Immunologist Thomas Wynn left a 20-year career at the US National Institutes of Health (NIH) in Bethesda, Maryland, earlier this year to lead research on inflammation at Pfizer in Cambridge, Massachusetts.
Why did you leave the NIH for industry?
I've collaborated with big pharmaceutical and biotechnology companies since the mid-1990s. I worked with Amgen to investigate the therapeutic potential of different antibodies in models of inflammation and fibrosis, and with Genentech we examined inflammatory pathways in asthma. I've negotiated agreements with Pfizer and other pharmaceutical companies to move basic science on fibrosis into preclinical trials conducted collaboratively with the NIH. I was doing so much with industry that I decided to explore what it would be like to do this work full-time.
Did the current US administration affect your decision?
It's not a major reason for my move at all. It's unfortunate that the administration is not, at least outwardly, as supportive of science as previous administrations were. But I put my faith in Congress and the US Senate, which have always shown support for science and for the NIH.

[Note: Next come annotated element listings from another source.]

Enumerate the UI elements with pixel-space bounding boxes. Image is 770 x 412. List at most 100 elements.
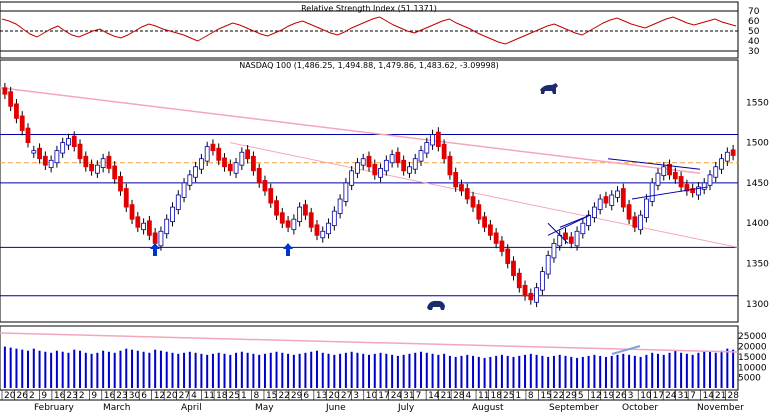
volume-bar (119, 350, 122, 388)
x-day-label: 12 (154, 391, 165, 401)
candle-body (198, 158, 204, 170)
x-day-label: 11 (204, 391, 215, 401)
candle-body (37, 147, 42, 160)
volume-bar (252, 353, 255, 388)
x-day-label: 14 (703, 391, 715, 401)
candle-body (615, 190, 620, 198)
candle-body (551, 242, 557, 259)
x-day-label: 22 (553, 391, 564, 401)
rsi-tick-label: 40 (748, 37, 760, 47)
volume-bar (235, 352, 238, 388)
rsi-tick-label: 50 (748, 27, 760, 37)
x-day-label: 27 (179, 391, 190, 401)
volume-bar (420, 351, 423, 388)
candle-body (297, 206, 303, 223)
candle-body (644, 198, 649, 218)
candle-body (337, 198, 343, 214)
volume-bar (310, 351, 313, 388)
x-day-label: 8 (253, 391, 259, 401)
volume-bar (136, 350, 139, 388)
volume-bar (518, 355, 521, 388)
candle-body (389, 154, 395, 164)
x-day-label: 24 (391, 391, 403, 401)
candle-body (239, 151, 245, 166)
volume-bar (472, 355, 475, 388)
volume-bar (610, 355, 613, 388)
volume-bar (356, 352, 359, 388)
candle-body (366, 155, 372, 168)
volume-bar (495, 355, 498, 388)
volume-bar (96, 352, 99, 388)
volume-bar (292, 354, 295, 388)
volume-bar (15, 348, 18, 388)
up-arrow-may (283, 243, 293, 256)
candle-body (118, 176, 123, 192)
candle-body (690, 188, 696, 193)
volume-bar (171, 352, 174, 388)
price-tick-label: 1300 (746, 300, 769, 310)
volume-bar (454, 356, 457, 388)
candle-body (447, 155, 453, 176)
candle-body (476, 204, 482, 220)
volume-bar (477, 356, 480, 388)
rsi-tick-label: 60 (748, 17, 760, 27)
x-day-label: 23 (66, 391, 77, 401)
volume-bar (651, 352, 654, 388)
candle-body (534, 287, 540, 303)
x-day-label: 25 (503, 391, 514, 401)
candle-body (620, 188, 626, 208)
volume-bar (668, 352, 671, 388)
volume-bar (402, 354, 405, 388)
candle-body (597, 198, 603, 210)
volume-bar (512, 356, 515, 388)
x-day-label: 7 (416, 391, 422, 401)
candle-body (678, 176, 684, 188)
volume-bar (154, 349, 157, 388)
x-day-label: 12 (590, 391, 601, 401)
candle-body (251, 155, 256, 172)
x-day-label: 8 (528, 391, 534, 401)
candle-body (54, 150, 60, 164)
candle-body (378, 167, 383, 178)
bear-icon (427, 300, 445, 310)
price-tick-label: 1350 (746, 260, 769, 270)
x-day-label: 15 (266, 391, 277, 401)
volume-tick-label: 25000 (738, 332, 767, 342)
x-day-label: 9 (41, 391, 47, 401)
x-day-label: 22 (278, 391, 289, 401)
candle-body (626, 204, 632, 220)
volume-bar (535, 354, 538, 388)
candle-body (355, 162, 360, 174)
candle-body (123, 188, 129, 208)
candle-body (94, 164, 100, 174)
candle-body (424, 142, 430, 154)
volume-bar (194, 352, 197, 388)
volume-bar (720, 350, 723, 388)
x-day-label: 31 (678, 391, 689, 401)
volume-bar (339, 353, 342, 388)
candle-body (262, 180, 268, 192)
volume-bar (599, 355, 602, 388)
candle-body (31, 150, 37, 154)
x-month-label: October (622, 403, 658, 412)
candle-body (435, 131, 441, 148)
volume-bar (385, 353, 388, 388)
volume-bar (113, 352, 116, 388)
pattern-line (631, 186, 709, 200)
candle-body (563, 232, 568, 240)
volume-bar (396, 355, 399, 388)
volume-bar (3, 346, 6, 388)
price-title: NASDAQ 100 (1,486.25, 1,494.88, 1,479.86… (239, 61, 499, 70)
candle-body (505, 248, 511, 264)
volume-bar (211, 353, 214, 388)
candle-body (303, 204, 308, 216)
rsi-series-line (1, 16, 737, 45)
x-day-label: 7 (690, 391, 696, 401)
x-day-label: 16 (54, 391, 66, 401)
volume-bar (581, 356, 584, 388)
x-day-label: 10 (366, 391, 378, 401)
candle-body (383, 159, 389, 172)
x-day-label: 1 (241, 391, 247, 401)
volume-bar (44, 351, 47, 388)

How would you describe morale at the NIH?
Surprisingly upbeat despite what's going on in the news and the threat of NIH budget cuts. The fact that NIH director Francis Collins is still at the top has helped.
How did your colleagues react to your move?
A lot of people were shocked.
What will be your biggest challenge as you move into industry?
At the NIH, labs are a one-person show. People develop collaborations, but they are fragmented. At Pfizer, groups interact seamlessly. I get to work with geneticists, chemists, molecular biologists and bioengineers. The culture is different here — it is focused on translating the best ideas into new medicines.
How did the move affect your NIH research group?
It was a slow process accepting the job here because of worrying about my research family at the NIH. Nothing stopped immediately. Most of my lab is still there. Three members have accepted positions at Pfizer. Everybody has until 2018 to finish up projects, publish and make their own career moves.
How did you come to work at the NIH?
After getting my PhD at the University of Wisconsin–Madison, researching how macrophages kill tumour cells, I wanted to work more on disease pathogenesis. My PhD mentor was married to a parasitologist. They suggested I merge my interests in molecular immunology and parasitology. I wrote to several people doing parasite immunology at the NIH and was invited to work as a postdoc in the laboratory of parasitic diseases at the National Institute of Allergy and Infectious Diseases in Bethesda.
Describe your NIH career.
I was a postdoc at the NIH from 1991 to 1995, and then a staff researcher until 1997. Opportunities for full-time employment at the NIH were few and far between, so I began interviewing for jobs outside. But a retirement opened up a slot for a tenure-track investigator. I had other offers on the table when the NIH began recruiting, but I ended up with the position in 1997.
Do you think you'll get more accomplished in industry?
That hits the nail on the head — it's what I find most exciting.
You did a lot of mentoring at NIH. What made for successful mentees?
I mentored more than 20 postdocs, as well as graduates and undergraduates, during my time at NIH, where I was also scientific director of an NIH–Oxford–Cambridge Scholars programme. The junior scientists who tend to stumble are the ones who don't reach out for help or forge collaborations with people. It's important to take advantage of expertise.
This interview was edited for length and clarity.